In 2022, Jeremiah Kipp’s “Slapface” stunned me in the best ways. “Slapface” is an uncompromising look into physical and psychological abuse, and how the lines between safety and danger blur when our worldview is molded by trauma. Kipp maintained a consistently (and somewhat suffocating) bleakness throughout, demonstrating the ability to peer deep into the dark recesses of our minds.
In the same year, DarkStone Digital’s “The Mortuary Assistant” launched across all gaming platforms, promising a randomized horror experience inside the deceptively normal River Fields mortuary. But when Rebecca Owens is forced to cycle through the dead and discern which one of them is demonic during her night shift, River Fields comes alive, like a tomb intent upon snuffing her life out.
“The Mortuary Assistant,” although flawed on the technical front (clunky controls, repetitive gameplay), plates up delicious atmospheric dread through effectively simulated scares. The intensity of the frights can be controlled via a sliding fear meter, which quickly (and brutally) ups the ante as players start to feel a bit too smug.
Kipp’s handling of “The Mortuary Assistant” feels sure-footed, as the adaptation understands that creative liberty is unavoidable to streamline the story for the visual medium. For starters, there’s no fear customization here, meaning that Kipp has to anticipate audience expectations and subvert them along the ride.
Also, by virtue of being in Rebecca’s shoes, we embalm, tally, and react to hauntings on an individual level, which cannot carry over to the cinematic experience. This is why Kipp opens the film with Rebecca (the wonderful Willa Holland) completing her internship at River Fields, with Raymond Delver (Paul Sparks) supervising the process. We do get a scene with Rebecca’s grandmother during an AA meeting, setting up the iconic scare related to her down the line.
A glaring difference between the two stories is how heavy-handed Rebecca’s possession feels, as it starts right off the bat and spills over into her personal life. Raymond doesn’t lock her in on her first night shift like in the game, but she experiences such intense hauntings that she carries those demons home.
The schlocky, B-movie bent in the game works within the framework of first-person horror: when in-game Rebecca glimpses a demon perched on top of a cabinet, it disorients her enough before vanishing, making her question her sanity. Similarly, when she hallucinates limbs getting twisted or spurting copious blood, the surreal nature of the scare contrasts vehemently against the supposed normalcy of her night shift.

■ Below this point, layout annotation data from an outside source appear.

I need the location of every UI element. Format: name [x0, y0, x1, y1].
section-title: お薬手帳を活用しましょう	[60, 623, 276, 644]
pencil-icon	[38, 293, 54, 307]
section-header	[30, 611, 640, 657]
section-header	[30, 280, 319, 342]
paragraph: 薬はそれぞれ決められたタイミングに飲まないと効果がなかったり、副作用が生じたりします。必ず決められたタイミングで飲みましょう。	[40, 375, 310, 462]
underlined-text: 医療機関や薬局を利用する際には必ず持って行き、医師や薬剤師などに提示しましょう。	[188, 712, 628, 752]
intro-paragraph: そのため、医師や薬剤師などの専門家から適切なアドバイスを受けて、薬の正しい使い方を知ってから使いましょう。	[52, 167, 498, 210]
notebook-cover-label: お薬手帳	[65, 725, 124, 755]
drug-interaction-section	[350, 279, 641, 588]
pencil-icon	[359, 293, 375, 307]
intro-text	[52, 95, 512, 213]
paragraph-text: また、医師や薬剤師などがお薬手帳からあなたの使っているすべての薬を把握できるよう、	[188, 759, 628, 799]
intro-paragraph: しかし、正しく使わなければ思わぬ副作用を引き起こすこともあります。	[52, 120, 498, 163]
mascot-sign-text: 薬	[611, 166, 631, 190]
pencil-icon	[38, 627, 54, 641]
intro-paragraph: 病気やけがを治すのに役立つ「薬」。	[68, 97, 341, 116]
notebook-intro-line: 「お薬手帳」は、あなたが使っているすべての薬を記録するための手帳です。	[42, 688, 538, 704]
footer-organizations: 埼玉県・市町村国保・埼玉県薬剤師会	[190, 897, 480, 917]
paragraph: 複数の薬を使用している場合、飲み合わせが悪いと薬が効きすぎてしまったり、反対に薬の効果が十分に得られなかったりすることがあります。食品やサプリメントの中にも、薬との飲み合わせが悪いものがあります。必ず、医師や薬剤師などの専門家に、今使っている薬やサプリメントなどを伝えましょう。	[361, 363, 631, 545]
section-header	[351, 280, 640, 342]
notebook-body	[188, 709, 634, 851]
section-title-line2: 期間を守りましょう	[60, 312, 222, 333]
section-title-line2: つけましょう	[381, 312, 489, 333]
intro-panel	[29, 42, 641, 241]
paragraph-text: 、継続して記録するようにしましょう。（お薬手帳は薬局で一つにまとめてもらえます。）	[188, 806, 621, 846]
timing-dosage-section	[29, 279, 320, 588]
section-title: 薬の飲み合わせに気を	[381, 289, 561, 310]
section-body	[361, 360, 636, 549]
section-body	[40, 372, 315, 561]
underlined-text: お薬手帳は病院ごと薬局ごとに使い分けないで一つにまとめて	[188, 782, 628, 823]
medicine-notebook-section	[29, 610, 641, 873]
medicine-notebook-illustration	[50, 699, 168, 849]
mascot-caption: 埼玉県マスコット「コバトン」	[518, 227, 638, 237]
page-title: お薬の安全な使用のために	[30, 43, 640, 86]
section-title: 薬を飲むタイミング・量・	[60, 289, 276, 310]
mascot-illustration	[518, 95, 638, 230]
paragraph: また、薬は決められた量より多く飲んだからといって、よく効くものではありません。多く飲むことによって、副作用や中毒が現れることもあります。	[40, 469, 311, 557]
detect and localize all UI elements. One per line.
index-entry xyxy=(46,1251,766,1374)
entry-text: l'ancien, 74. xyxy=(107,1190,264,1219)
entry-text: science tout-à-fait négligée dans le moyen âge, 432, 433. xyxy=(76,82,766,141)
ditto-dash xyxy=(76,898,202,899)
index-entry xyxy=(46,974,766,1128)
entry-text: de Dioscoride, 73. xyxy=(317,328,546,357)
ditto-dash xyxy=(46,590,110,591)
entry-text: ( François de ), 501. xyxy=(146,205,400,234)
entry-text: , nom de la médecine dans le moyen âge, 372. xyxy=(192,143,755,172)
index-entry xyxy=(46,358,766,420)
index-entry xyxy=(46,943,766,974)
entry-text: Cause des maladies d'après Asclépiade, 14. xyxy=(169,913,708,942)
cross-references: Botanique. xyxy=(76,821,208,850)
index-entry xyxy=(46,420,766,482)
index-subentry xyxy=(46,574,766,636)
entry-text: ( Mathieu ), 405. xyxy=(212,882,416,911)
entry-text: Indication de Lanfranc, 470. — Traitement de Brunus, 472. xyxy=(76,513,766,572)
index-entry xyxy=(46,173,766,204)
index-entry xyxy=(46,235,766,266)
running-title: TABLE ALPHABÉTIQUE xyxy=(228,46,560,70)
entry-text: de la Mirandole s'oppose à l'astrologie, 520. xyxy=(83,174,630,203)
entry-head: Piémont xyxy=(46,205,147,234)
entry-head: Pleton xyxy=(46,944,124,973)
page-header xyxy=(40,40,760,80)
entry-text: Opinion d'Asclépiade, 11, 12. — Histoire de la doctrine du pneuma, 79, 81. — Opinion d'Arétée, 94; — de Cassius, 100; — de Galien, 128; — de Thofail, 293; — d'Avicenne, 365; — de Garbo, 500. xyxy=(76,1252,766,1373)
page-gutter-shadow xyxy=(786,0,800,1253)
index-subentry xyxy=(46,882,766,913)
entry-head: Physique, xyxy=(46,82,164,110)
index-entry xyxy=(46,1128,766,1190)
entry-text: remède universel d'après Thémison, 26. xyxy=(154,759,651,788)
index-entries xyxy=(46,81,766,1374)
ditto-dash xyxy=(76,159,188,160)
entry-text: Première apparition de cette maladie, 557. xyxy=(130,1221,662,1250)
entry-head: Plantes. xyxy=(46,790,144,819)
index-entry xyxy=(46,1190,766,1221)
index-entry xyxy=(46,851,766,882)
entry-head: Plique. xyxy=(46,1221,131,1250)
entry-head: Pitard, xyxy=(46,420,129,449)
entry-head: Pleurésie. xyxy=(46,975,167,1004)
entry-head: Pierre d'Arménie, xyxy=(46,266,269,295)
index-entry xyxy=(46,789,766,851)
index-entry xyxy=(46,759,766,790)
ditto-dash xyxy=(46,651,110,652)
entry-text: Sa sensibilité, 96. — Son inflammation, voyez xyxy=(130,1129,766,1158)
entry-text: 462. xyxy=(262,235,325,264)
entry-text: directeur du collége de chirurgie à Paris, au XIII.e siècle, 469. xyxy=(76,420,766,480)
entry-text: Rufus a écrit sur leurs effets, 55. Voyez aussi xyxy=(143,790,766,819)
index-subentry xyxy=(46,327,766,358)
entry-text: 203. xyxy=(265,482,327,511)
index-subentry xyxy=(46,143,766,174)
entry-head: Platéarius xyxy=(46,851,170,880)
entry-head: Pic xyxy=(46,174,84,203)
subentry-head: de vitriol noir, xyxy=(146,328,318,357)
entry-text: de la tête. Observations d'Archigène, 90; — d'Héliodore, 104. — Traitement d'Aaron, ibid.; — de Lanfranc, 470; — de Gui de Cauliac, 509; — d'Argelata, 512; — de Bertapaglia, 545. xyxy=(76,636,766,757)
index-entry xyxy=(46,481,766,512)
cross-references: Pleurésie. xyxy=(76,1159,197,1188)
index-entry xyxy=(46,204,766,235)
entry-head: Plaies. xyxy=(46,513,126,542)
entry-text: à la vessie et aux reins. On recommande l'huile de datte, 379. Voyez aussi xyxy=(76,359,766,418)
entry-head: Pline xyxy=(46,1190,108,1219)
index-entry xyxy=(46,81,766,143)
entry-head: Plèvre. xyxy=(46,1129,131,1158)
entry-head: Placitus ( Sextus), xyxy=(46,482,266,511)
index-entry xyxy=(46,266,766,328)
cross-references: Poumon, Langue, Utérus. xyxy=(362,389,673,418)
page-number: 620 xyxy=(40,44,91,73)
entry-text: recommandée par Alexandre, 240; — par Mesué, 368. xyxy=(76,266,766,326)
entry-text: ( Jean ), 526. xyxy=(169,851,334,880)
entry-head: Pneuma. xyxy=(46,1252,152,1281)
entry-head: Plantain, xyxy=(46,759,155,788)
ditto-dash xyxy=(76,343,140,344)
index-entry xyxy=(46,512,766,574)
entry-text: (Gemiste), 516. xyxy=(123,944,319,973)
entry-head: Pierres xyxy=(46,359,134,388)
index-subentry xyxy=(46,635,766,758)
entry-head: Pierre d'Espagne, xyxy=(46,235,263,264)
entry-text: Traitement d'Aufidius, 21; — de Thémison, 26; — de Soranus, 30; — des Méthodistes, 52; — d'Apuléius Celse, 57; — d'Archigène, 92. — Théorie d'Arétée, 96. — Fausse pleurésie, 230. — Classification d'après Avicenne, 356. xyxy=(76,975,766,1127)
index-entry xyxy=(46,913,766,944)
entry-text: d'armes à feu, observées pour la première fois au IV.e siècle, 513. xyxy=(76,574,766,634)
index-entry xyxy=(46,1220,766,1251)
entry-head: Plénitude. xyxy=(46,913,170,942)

These elements don’t transfer well into Kipp’s adaptation, as it manifests with clouded eyes and erratic body language that doesn’t manage to scare. As Rebecca is pulled under the spell of the demon so quickly, the amped-up nature of the game narrative is exchanged for uneven pacing that front-loads on the horror a bit too much. The Mimic, which is an embodiment of the demon’s envy towards humanity, also makes several appearances, dulling the shock of encountering (and being manipulated by) such a grotesque entity in the dark.
This tediousness is counteracted whenever we see Rebecca handle the dead bodies, as Kipp’s “The Mortuary Assistant” boasts excellent practical and special makeup effects. The embalming process isn’t followed as thoroughly here, but whatever glimpses we get of skin being stapled together or guts being snipped off are pitch-perfect in relation to the game.
When Rebecca notes down lacerations on the bodies or pumps out the blood from their systems, the movie comes closest to the dread-inducing in-game experience, especially when bodies twitch or vanish when she’s not looking. This dread, regrettably, isn’t sustained, as the horror takes on a haphazard quality as the letting strips are lit and the night hurtles towards sunrise.
The set design is also worth commending here, as River Fields feels like a 1:1 recreation, replete with its gaudy, eerie reception decor and its sickeningly vacant morgue room. While the entire property is cleverly employed to deliver some thrills, the scares feel a tad bland, as they rely on telltale horror conventions that have been used time and again.
This is a shame, as both Raymond and Rebecca emerge as complex characters here, haunted by the inability to break free of a cycle that roots them to the mortuary. Kipp uses a blend of the game’s different endings to spice things up here (including the emotional Closure ending with Rebecca’s deceased father), but the results feel underwhelming.
Holland is the exciting pulse that keeps “The Mortuary Assistant” alive, investing the story with enough nuance to set it apart from run-of-the-mill genre fare. Her Rebecca is extremely compelling even when the demon fails to scare, giving those who are not acquainted with the game a solid reason to see this gnarly journey through. “The Mortuary Assistant” is a sincere and valiant effort at bringing an interaction-heavy horror experience to life, but it lacks the atmospheric anxiety necessary for a traumatized protagonist to keep embalming bodies while a demon breathes down her neck.